Sembari memperhatikan Leeandra yang tengah berbicara di podium dengan begitu percaya dirinya, Pak Rizal terus saja menyerukan pertanyaan-pertanyaannya di dalam hatinya. Apa yang sebenarnya terjadi, Leeandra? Adakah beban besar yang coba kamu sembunyikan dari dunia? Boleh saya tahu apa itu?

Tanpa disadari oleh Pak Rizal, di sudut lain, tampaklah sepasang mata yang tengah mengamati gerak-geriknya. Sepertinya perempuan itu adalah pusat duniamu yang baru ya, Zal, ucapnya di dalam hati.

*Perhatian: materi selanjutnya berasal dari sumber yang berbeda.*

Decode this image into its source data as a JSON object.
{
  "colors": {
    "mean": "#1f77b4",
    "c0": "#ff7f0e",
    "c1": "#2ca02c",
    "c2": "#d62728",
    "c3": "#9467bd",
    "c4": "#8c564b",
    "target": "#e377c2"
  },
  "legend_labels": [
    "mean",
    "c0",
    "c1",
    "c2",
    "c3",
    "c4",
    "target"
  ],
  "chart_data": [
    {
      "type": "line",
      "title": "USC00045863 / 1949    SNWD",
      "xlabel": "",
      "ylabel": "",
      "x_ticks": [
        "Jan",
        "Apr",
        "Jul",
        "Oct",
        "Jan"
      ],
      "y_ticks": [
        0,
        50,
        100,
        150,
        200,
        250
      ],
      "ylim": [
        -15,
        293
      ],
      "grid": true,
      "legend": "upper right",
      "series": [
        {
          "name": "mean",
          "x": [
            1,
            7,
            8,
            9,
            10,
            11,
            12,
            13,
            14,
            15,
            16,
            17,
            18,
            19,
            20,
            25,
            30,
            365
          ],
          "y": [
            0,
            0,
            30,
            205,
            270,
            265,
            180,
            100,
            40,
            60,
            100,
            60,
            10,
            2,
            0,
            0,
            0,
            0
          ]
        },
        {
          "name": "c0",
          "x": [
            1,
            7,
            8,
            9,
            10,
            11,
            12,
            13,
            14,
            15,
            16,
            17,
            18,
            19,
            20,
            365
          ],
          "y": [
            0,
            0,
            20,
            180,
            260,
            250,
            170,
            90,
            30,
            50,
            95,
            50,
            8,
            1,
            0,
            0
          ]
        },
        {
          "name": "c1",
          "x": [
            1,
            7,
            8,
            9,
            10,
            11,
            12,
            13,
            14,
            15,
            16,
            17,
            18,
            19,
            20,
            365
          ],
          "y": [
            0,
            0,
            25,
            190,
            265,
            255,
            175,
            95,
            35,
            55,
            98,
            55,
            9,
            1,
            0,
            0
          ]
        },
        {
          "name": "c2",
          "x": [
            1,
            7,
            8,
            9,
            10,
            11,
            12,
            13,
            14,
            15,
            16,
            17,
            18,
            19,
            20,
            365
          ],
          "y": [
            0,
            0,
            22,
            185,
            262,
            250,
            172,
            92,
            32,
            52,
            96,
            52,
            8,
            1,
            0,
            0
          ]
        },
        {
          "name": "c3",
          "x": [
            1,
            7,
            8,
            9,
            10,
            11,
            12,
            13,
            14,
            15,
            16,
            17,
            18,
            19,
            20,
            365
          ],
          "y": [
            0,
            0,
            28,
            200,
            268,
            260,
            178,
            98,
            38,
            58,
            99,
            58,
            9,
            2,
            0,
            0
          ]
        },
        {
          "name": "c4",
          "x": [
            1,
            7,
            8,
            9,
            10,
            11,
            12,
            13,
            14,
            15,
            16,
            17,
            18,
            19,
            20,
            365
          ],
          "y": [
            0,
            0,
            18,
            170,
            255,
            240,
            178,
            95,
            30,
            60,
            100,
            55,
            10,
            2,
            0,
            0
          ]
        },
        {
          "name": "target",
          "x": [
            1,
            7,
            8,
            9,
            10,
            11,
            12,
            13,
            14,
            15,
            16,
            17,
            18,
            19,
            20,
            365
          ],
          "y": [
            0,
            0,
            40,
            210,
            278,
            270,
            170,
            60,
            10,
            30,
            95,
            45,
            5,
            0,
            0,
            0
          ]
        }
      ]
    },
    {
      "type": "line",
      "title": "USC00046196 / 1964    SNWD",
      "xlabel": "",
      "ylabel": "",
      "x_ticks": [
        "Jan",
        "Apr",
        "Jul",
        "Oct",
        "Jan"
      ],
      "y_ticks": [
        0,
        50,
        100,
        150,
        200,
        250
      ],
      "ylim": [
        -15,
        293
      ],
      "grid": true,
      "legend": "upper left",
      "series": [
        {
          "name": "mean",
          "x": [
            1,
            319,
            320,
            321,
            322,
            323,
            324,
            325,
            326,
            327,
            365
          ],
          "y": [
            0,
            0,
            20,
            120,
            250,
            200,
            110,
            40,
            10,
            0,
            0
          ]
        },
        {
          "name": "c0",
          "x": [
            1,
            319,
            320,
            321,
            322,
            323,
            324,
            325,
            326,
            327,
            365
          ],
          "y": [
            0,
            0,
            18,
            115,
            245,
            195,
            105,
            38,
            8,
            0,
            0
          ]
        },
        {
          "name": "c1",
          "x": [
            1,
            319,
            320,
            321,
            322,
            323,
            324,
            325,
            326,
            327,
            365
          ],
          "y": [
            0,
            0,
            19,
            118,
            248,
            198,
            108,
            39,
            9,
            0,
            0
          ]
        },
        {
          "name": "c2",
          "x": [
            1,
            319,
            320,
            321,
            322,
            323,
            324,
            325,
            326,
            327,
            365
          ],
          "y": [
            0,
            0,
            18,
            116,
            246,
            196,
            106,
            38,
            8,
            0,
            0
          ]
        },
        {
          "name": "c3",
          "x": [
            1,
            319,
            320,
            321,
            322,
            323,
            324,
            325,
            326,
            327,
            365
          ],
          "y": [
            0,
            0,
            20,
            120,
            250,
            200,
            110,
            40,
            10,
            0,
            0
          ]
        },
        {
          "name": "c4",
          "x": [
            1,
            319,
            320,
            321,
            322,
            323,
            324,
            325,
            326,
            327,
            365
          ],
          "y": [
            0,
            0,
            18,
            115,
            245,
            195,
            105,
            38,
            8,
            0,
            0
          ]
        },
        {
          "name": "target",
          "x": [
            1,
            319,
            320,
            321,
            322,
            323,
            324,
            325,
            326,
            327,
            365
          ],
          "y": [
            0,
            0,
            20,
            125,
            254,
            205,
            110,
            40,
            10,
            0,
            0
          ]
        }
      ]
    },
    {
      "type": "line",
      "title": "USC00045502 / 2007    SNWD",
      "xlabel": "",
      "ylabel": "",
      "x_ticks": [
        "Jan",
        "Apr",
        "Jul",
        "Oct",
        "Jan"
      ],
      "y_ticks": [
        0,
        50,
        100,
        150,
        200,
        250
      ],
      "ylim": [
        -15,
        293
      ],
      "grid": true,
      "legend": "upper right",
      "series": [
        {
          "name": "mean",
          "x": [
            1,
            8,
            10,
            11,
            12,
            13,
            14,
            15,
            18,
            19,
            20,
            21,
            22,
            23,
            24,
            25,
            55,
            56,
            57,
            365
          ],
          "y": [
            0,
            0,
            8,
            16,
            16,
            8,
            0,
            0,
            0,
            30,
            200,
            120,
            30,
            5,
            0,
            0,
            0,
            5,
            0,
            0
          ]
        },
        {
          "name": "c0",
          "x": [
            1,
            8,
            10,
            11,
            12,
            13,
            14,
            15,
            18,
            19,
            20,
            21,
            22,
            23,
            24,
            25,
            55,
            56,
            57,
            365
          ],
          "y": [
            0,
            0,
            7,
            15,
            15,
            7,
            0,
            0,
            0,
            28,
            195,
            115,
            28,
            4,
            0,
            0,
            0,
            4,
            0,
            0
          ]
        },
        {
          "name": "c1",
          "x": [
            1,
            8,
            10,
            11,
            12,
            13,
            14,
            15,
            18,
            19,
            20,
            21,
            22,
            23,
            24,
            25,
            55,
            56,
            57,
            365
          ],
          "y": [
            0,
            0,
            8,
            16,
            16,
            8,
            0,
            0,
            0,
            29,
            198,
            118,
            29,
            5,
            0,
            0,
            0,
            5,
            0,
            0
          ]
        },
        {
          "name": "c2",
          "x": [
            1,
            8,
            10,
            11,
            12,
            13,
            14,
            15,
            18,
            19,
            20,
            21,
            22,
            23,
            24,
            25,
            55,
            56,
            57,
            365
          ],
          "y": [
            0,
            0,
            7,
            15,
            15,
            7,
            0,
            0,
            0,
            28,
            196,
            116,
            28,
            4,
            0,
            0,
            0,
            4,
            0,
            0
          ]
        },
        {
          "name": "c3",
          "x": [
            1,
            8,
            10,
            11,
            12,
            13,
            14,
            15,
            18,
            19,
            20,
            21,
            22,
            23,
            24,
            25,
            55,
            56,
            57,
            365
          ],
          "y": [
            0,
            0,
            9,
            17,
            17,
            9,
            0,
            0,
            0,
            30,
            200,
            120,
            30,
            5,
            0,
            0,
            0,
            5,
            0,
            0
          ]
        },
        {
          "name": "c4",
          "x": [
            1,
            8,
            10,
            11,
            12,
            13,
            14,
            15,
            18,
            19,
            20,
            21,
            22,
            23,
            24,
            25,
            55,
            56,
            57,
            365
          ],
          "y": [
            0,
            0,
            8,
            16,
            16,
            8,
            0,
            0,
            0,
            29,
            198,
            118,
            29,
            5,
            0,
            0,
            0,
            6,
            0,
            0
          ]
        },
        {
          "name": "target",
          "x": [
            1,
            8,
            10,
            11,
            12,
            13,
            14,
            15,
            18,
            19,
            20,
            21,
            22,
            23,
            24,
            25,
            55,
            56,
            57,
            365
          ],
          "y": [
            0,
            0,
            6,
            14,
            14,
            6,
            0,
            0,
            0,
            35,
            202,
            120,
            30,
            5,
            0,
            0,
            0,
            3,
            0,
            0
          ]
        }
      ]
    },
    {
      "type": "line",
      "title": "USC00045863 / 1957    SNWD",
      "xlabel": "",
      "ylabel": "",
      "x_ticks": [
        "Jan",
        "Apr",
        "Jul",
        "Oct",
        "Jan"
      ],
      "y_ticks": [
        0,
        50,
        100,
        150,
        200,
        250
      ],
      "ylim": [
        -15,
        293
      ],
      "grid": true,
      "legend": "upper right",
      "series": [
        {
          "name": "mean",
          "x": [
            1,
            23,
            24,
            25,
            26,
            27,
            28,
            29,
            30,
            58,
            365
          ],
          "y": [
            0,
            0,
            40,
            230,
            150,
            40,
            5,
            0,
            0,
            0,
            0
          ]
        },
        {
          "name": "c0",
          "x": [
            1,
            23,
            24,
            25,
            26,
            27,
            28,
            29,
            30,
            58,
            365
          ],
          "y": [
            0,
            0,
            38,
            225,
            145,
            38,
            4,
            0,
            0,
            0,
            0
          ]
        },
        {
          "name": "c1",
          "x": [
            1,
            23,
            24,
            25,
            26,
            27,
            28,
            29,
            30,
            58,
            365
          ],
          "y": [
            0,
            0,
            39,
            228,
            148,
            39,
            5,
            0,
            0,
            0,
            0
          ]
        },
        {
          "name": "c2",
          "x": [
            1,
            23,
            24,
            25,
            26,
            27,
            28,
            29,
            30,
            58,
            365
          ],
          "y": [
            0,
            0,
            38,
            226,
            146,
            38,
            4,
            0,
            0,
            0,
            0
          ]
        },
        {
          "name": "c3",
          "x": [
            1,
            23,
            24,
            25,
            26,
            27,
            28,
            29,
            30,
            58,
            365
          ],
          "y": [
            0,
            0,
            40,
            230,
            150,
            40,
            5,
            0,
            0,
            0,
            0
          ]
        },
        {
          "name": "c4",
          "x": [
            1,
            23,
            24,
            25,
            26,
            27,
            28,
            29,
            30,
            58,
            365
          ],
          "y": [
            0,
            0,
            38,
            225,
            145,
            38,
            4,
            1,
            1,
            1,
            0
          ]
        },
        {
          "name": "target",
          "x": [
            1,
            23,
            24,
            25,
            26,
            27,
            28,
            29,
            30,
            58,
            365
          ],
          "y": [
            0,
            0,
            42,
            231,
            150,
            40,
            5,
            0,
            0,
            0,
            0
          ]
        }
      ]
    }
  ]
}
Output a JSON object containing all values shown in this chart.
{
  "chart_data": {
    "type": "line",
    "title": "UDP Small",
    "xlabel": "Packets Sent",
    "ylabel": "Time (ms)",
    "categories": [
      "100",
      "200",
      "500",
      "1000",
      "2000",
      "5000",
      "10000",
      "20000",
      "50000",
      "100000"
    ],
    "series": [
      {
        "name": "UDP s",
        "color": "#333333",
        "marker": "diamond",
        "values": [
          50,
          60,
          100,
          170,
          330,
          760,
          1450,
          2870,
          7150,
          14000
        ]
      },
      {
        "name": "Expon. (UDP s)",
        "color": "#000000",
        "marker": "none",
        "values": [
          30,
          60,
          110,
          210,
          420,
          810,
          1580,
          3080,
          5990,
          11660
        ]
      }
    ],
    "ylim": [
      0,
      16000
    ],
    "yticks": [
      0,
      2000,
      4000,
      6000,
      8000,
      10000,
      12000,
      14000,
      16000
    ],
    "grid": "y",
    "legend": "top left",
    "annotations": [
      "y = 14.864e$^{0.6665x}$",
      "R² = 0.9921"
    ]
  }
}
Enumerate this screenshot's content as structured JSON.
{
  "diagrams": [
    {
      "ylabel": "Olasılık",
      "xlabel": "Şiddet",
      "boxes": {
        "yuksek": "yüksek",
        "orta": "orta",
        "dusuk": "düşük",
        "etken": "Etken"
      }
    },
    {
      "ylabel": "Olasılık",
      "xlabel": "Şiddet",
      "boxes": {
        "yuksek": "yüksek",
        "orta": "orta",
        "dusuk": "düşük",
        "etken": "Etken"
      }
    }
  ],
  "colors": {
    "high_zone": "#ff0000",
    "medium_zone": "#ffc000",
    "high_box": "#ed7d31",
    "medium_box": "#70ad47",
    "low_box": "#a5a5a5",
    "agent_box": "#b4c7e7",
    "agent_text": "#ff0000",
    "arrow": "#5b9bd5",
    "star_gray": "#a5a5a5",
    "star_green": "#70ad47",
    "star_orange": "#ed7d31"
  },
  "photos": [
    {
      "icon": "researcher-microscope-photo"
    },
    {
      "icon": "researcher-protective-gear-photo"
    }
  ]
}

"Kami persilakan pada Ibu Lita Tanjung untuk mempresentasikan hasil diskusi kelompok tujuh," ucap pembawa acara yang tentu saja membuyarkan pengamatan terhadap Rizal.

*****

Ketika kegiatan di hari kedua ini dinyatakan selesai, Pak Rizal pun mengatakan pada panitia bahwa dirinya dan juga Leeandra tidak ikut kembali ke hotel bersama rombongan. Bahkan, pria berhidung mancung itu juga meminjam mobil dari salah satu panitia agar keduanya bisa pergi dengan lebih santai dan intim. Katakan jika ini berlebihan, tapi Pak Rizal benar-benar ingin Leeandra menceritakan apa yang sebenarnya terjadi padanya.

Setelah 20 menit berada di dalam mobil, Pak Rizal akhirnya berucap demi memecahkan keheningan dan juga kecanggungan di antara mereka berdua.

"Sama orang lain kamu bisa tertawa-tawa, tapi mengapa tidak bisa begitu sama saya?"

"Maaf, Pak." Tentu saja bukan itu yang ingin didengar oleh Pak Rizal.

"Kamu minta maaf untuk apa, Leeandra?"

"Selain tidak bisa tertawa-tawa dengan Pak Rizal, saya juga minta maaf karena sudah melakukan tindakan yang tidak profesional di depan Bapak."

"Tindakan apa yang kamu sebut tidak profesional itu?" tanya Pak Rizal yang sontak menolehkan wajahnya ke arah Leeandra.

"Menangis di depan Bapak."

"Memangnya kenapa kalau kamu menangis di depan saya?"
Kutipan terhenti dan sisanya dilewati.